Judy Bennett, who worked as the librarian until her retirement last week, should know. She oversaw the packing and labeling of the 740 boxes that were removed from the third floor of the courthouse to make way for the Penobscot Regional Communications Center.
The center is moving from its cramped quarters in the basement of the District Court building later this month.
The books are sitting in a tractor-trailer at Husson College until shelving arrives. In six to eight weeks, most of the law books should be unpacked and available at the college’s library, according to Amy Averre, Husson’s librarian.
Students in the college’s criminal justice and paralegal programs are expected to make use of the books, she said on Friday. The Husson library, like the law library, is open to the public.
The law library at the courthouse has been downsized, not moved, as has been reported, Bennett insisted her last hectic week on the job. The computers, copier and the publications used most often have been moved into three small rooms on the same floor where the library has been located for decades.
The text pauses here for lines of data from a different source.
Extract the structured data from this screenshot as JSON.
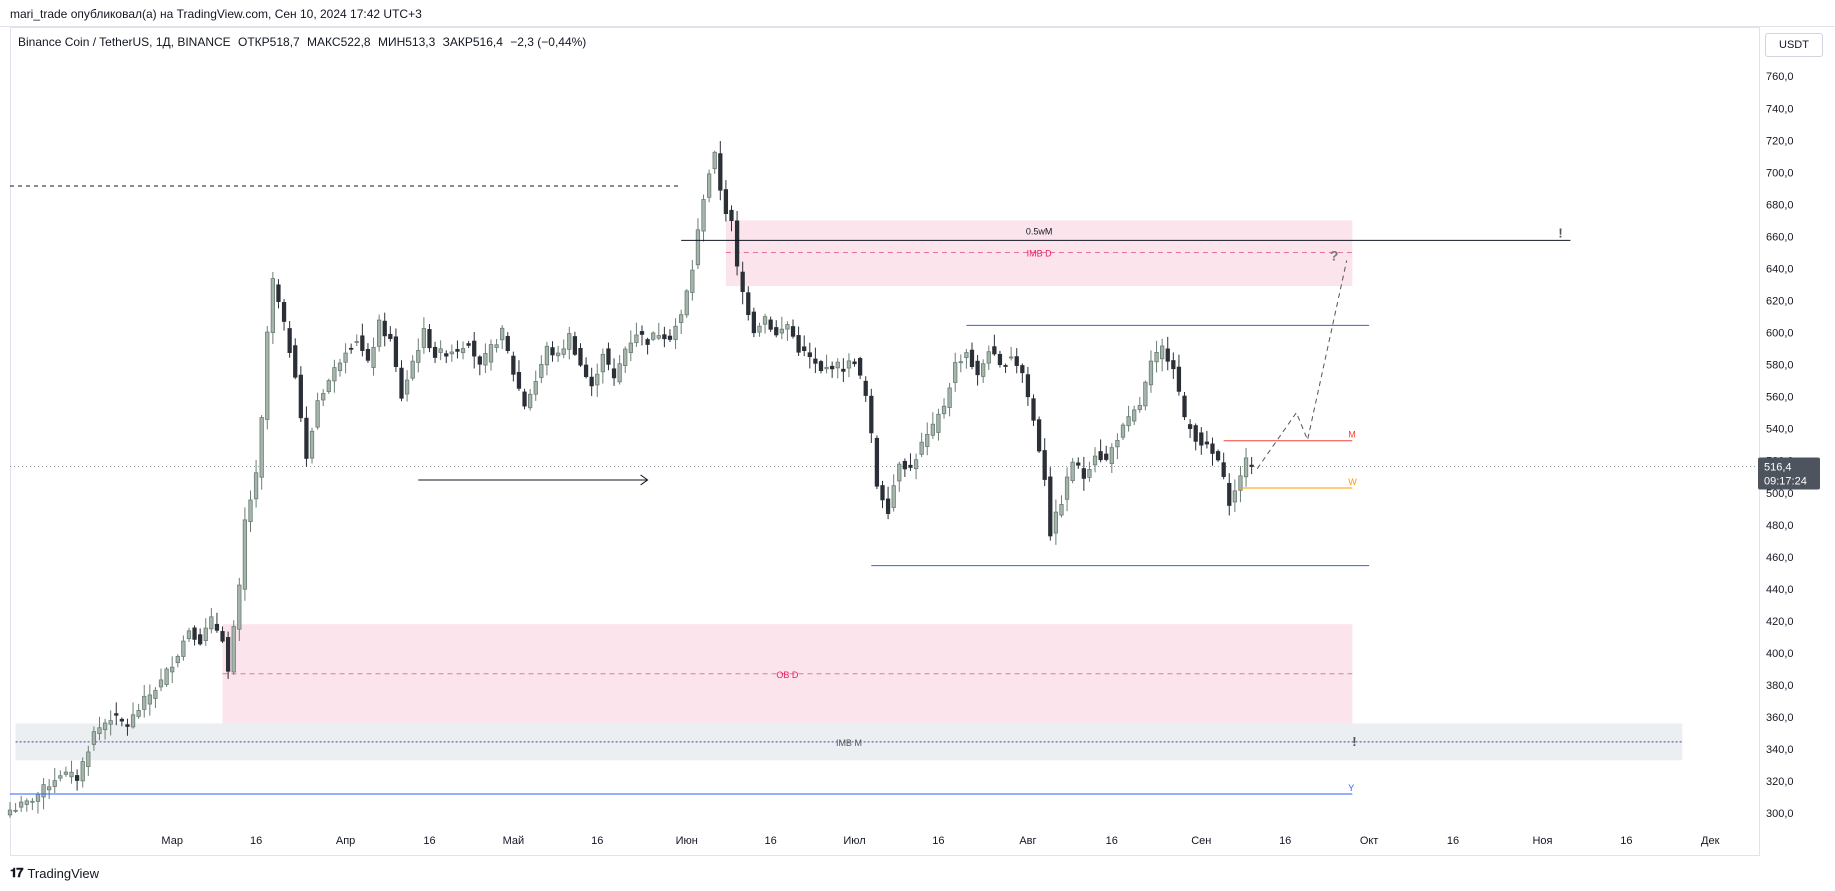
{
  "header": {
    "published": "mari_trade опубликовал(а) на TradingView.com, Сен 10, 2024 17:42 UTC+3"
  },
  "legend": {
    "symbol": "Binance Coin / TetherUS, 1Д, BINANCE",
    "open": "ОТКР518,7",
    "high": "МАКС522,8",
    "low": "МИН513,3",
    "close": "ЗАКР516,4",
    "change": "−2,3 (−0,44%)"
  },
  "currency": "USDT",
  "price_label": {
    "value": "516,4",
    "timer": "09:17:24"
  },
  "footer": {
    "brand": "TradingView",
    "logo": "tradingview-logo"
  },
  "colors": {
    "up": "#6a7d73",
    "down": "#2b2f36",
    "pink_zone": "#fce4ec",
    "pink_text": "#e91e63",
    "grey_zone": "#eceff1",
    "blue_line": "#2962ff",
    "red_line": "#f44336",
    "orange_line": "#ff9800"
  },
  "chart_data": {
    "type": "candlestick",
    "y_axis": {
      "range": [
        292,
        767
      ],
      "ticks": [
        300,
        320,
        340,
        360,
        380,
        400,
        420,
        440,
        460,
        480,
        500,
        520,
        540,
        560,
        580,
        600,
        620,
        640,
        660,
        680,
        700,
        720,
        740,
        760
      ],
      "tick_labels": [
        "300,0",
        "320,0",
        "340,0",
        "360,0",
        "380,0",
        "400,0",
        "420,0",
        "440,0",
        "460,0",
        "480,0",
        "500,0",
        "520,0",
        "540,0",
        "560,0",
        "580,0",
        "600,0",
        "620,0",
        "640,0",
        "660,0",
        "680,0",
        "700,0",
        "720,0",
        "740,0",
        "760,0"
      ]
    },
    "x_axis": {
      "start": "2024-02-01",
      "end": "2024-12-09",
      "ticks": [
        {
          "date": "2024-03-01",
          "label": "Мар"
        },
        {
          "date": "2024-03-16",
          "label": "16"
        },
        {
          "date": "2024-04-01",
          "label": "Апр"
        },
        {
          "date": "2024-04-16",
          "label": "16"
        },
        {
          "date": "2024-05-01",
          "label": "Май"
        },
        {
          "date": "2024-05-16",
          "label": "16"
        },
        {
          "date": "2024-06-01",
          "label": "Июн"
        },
        {
          "date": "2024-06-16",
          "label": "16"
        },
        {
          "date": "2024-07-01",
          "label": "Июл"
        },
        {
          "date": "2024-07-16",
          "label": "16"
        },
        {
          "date": "2024-08-01",
          "label": "Авг"
        },
        {
          "date": "2024-08-16",
          "label": "16"
        },
        {
          "date": "2024-09-01",
          "label": "Сен"
        },
        {
          "date": "2024-09-16",
          "label": "16"
        },
        {
          "date": "2024-10-01",
          "label": "Окт"
        },
        {
          "date": "2024-10-16",
          "label": "16"
        },
        {
          "date": "2024-11-01",
          "label": "Ноя"
        },
        {
          "date": "2024-11-16",
          "label": "16"
        },
        {
          "date": "2024-12-01",
          "label": "Дек"
        }
      ]
    },
    "last_price": 516.4,
    "close_path": [
      [
        "2024-02-01",
        302
      ],
      [
        "2024-02-04",
        306
      ],
      [
        "2024-02-07",
        315
      ],
      [
        "2024-02-10",
        325
      ],
      [
        "2024-02-13",
        322
      ],
      [
        "2024-02-16",
        350
      ],
      [
        "2024-02-19",
        360
      ],
      [
        "2024-02-22",
        355
      ],
      [
        "2024-02-25",
        370
      ],
      [
        "2024-02-28",
        382
      ],
      [
        "2024-03-02",
        400
      ],
      [
        "2024-03-04",
        415
      ],
      [
        "2024-03-06",
        408
      ],
      [
        "2024-03-08",
        420
      ],
      [
        "2024-03-10",
        410
      ],
      [
        "2024-03-11",
        388
      ],
      [
        "2024-03-13",
        440
      ],
      [
        "2024-03-14",
        482
      ],
      [
        "2024-03-16",
        510
      ],
      [
        "2024-03-17",
        545
      ],
      [
        "2024-03-18",
        600
      ],
      [
        "2024-03-19",
        632
      ],
      [
        "2024-03-21",
        604
      ],
      [
        "2024-03-23",
        575
      ],
      [
        "2024-03-25",
        520
      ],
      [
        "2024-03-27",
        558
      ],
      [
        "2024-03-29",
        570
      ],
      [
        "2024-04-01",
        590
      ],
      [
        "2024-04-03",
        596
      ],
      [
        "2024-04-05",
        580
      ],
      [
        "2024-04-07",
        605
      ],
      [
        "2024-04-09",
        595
      ],
      [
        "2024-04-11",
        560
      ],
      [
        "2024-04-13",
        582
      ],
      [
        "2024-04-15",
        600
      ],
      [
        "2024-04-17",
        586
      ],
      [
        "2024-04-19",
        588
      ],
      [
        "2024-04-21",
        590
      ],
      [
        "2024-04-23",
        595
      ],
      [
        "2024-04-25",
        578
      ],
      [
        "2024-04-27",
        590
      ],
      [
        "2024-04-29",
        600
      ],
      [
        "2024-05-01",
        575
      ],
      [
        "2024-05-03",
        555
      ],
      [
        "2024-05-05",
        570
      ],
      [
        "2024-05-07",
        590
      ],
      [
        "2024-05-09",
        585
      ],
      [
        "2024-05-11",
        598
      ],
      [
        "2024-05-13",
        580
      ],
      [
        "2024-05-15",
        565
      ],
      [
        "2024-05-17",
        588
      ],
      [
        "2024-05-19",
        570
      ],
      [
        "2024-05-21",
        590
      ],
      [
        "2024-05-23",
        600
      ],
      [
        "2024-05-25",
        595
      ],
      [
        "2024-05-27",
        600
      ],
      [
        "2024-05-29",
        598
      ],
      [
        "2024-05-31",
        610
      ],
      [
        "2024-06-02",
        640
      ],
      [
        "2024-06-04",
        685
      ],
      [
        "2024-06-05",
        700
      ],
      [
        "2024-06-06",
        710
      ],
      [
        "2024-06-07",
        690
      ],
      [
        "2024-06-08",
        676
      ],
      [
        "2024-06-09",
        668
      ],
      [
        "2024-06-10",
        640
      ],
      [
        "2024-06-11",
        625
      ],
      [
        "2024-06-13",
        602
      ],
      [
        "2024-06-15",
        610
      ],
      [
        "2024-06-17",
        598
      ],
      [
        "2024-06-19",
        605
      ],
      [
        "2024-06-21",
        590
      ],
      [
        "2024-06-23",
        584
      ],
      [
        "2024-06-25",
        575
      ],
      [
        "2024-06-27",
        580
      ],
      [
        "2024-06-29",
        578
      ],
      [
        "2024-07-01",
        583
      ],
      [
        "2024-07-03",
        560
      ],
      [
        "2024-07-04",
        535
      ],
      [
        "2024-07-05",
        505
      ],
      [
        "2024-07-07",
        490
      ],
      [
        "2024-07-09",
        520
      ],
      [
        "2024-07-11",
        515
      ],
      [
        "2024-07-13",
        530
      ],
      [
        "2024-07-15",
        540
      ],
      [
        "2024-07-17",
        555
      ],
      [
        "2024-07-19",
        580
      ],
      [
        "2024-07-21",
        588
      ],
      [
        "2024-07-23",
        572
      ],
      [
        "2024-07-25",
        590
      ],
      [
        "2024-07-27",
        578
      ],
      [
        "2024-07-29",
        586
      ],
      [
        "2024-07-31",
        575
      ],
      [
        "2024-08-02",
        545
      ],
      [
        "2024-08-04",
        510
      ],
      [
        "2024-08-05",
        475
      ],
      [
        "2024-08-07",
        495
      ],
      [
        "2024-08-09",
        520
      ],
      [
        "2024-08-11",
        510
      ],
      [
        "2024-08-13",
        525
      ],
      [
        "2024-08-15",
        520
      ],
      [
        "2024-08-17",
        535
      ],
      [
        "2024-08-19",
        545
      ],
      [
        "2024-08-21",
        555
      ],
      [
        "2024-08-23",
        580
      ],
      [
        "2024-08-25",
        590
      ],
      [
        "2024-08-27",
        580
      ],
      [
        "2024-08-29",
        545
      ],
      [
        "2024-08-31",
        535
      ],
      [
        "2024-09-02",
        528
      ],
      [
        "2024-09-04",
        520
      ],
      [
        "2024-09-06",
        495
      ],
      [
        "2024-09-07",
        500
      ],
      [
        "2024-09-08",
        512
      ],
      [
        "2024-09-09",
        519
      ],
      [
        "2024-09-10",
        516
      ]
    ],
    "annotations": {
      "y_line_dashed": {
        "y": 691.5,
        "from": "2024-02-01",
        "to": "2024-05-31"
      },
      "imb_d_zone": {
        "y_from": 629,
        "y_to": 670,
        "mid": 650,
        "from": "2024-06-08",
        "to": "2024-09-28",
        "label": "IMB D"
      },
      "half_wm_line": {
        "y": 657.5,
        "from": "2024-05-31",
        "to": "2024-11-06",
        "label": "0.5wM",
        "mark": "!"
      },
      "upper_blue": {
        "y": 604.5,
        "from": "2024-07-21",
        "to": "2024-10-01"
      },
      "lower_blue": {
        "y": 454.5,
        "from": "2024-07-04",
        "to": "2024-10-01"
      },
      "ob_d_zone": {
        "y_from": 356,
        "y_to": 418,
        "mid": 387,
        "from": "2024-03-10",
        "to": "2024-09-28",
        "label": "OB D"
      },
      "imb_m_zone": {
        "y_from": 333,
        "y_to": 356,
        "mid": 344.5,
        "from": "2024-02-02",
        "to": "2024-11-26",
        "label": "IMB M",
        "mark": "!"
      },
      "y_line": {
        "y": 312,
        "from": "2024-02-01",
        "to": "2024-09-28",
        "label": "Y"
      },
      "m_line": {
        "y": 532.5,
        "from": "2024-09-05",
        "to": "2024-09-28",
        "label": "M"
      },
      "w_line": {
        "y": 503,
        "from": "2024-09-08",
        "to": "2024-09-28",
        "label": "W"
      },
      "arrow": {
        "y": 508,
        "from": "2024-04-14",
        "to": "2024-05-25"
      },
      "question_mark": {
        "label": "?",
        "date": "2024-09-24",
        "y": 645
      },
      "projection": [
        [
          "2024-09-11",
          515
        ],
        [
          "2024-09-18",
          550
        ],
        [
          "2024-09-20",
          533
        ],
        [
          "2024-09-27",
          645
        ]
      ]
    }
  }
}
The large room that faces Hammond Street is being converted into the dispatch center at a cost of more than $330,000, including the purchase of new consoles.
Most of the information lawyers and the public want still is available at the courthouse, Bennett said. It’s just not in a book.
Over the past few years, the librarian has purchased fewer and fewer books. Instead, money has been spent for online research services such as LexisNexis and Westlaw, she has said.
Both are key sites for topics in business law, criminal justice and paralegal studies and treatises that include analysis of recent decisions in specialty areas of the law such as education, trademark and patent, labor and real estate.
“What I usually need are the computers,” Bangor lawyer Matthew Erickson, whose office is a short walk from the courthouse, said Friday. “The law library has the deluxe version of the online search engines which are very expensive for small law offices like ours. When I need it [to research case law], I really need it. Nothing else will do.”
The downsizing of the library has changed the way inmates at Penobscot County Jail conduct legal research, according to Sgt. Laura Lebreton, program director for the jail. Instead of going to the library twice a week to bring legal books back to prisoners, Lebreton spends some time twice a week seeking out the information on her office computer using legal search engines.
“We were headed in this direction,” she said Friday. “We just did it a bit sooner now that we have access to fewer books.”
Once the new criminal justice center, which will combine district court and superior court in one facility, is completed, the law library will be moved to that facility, according to Bennett.
The law library is open from 8 a.m. to 4 p.m. on days the courthouse is open to the public.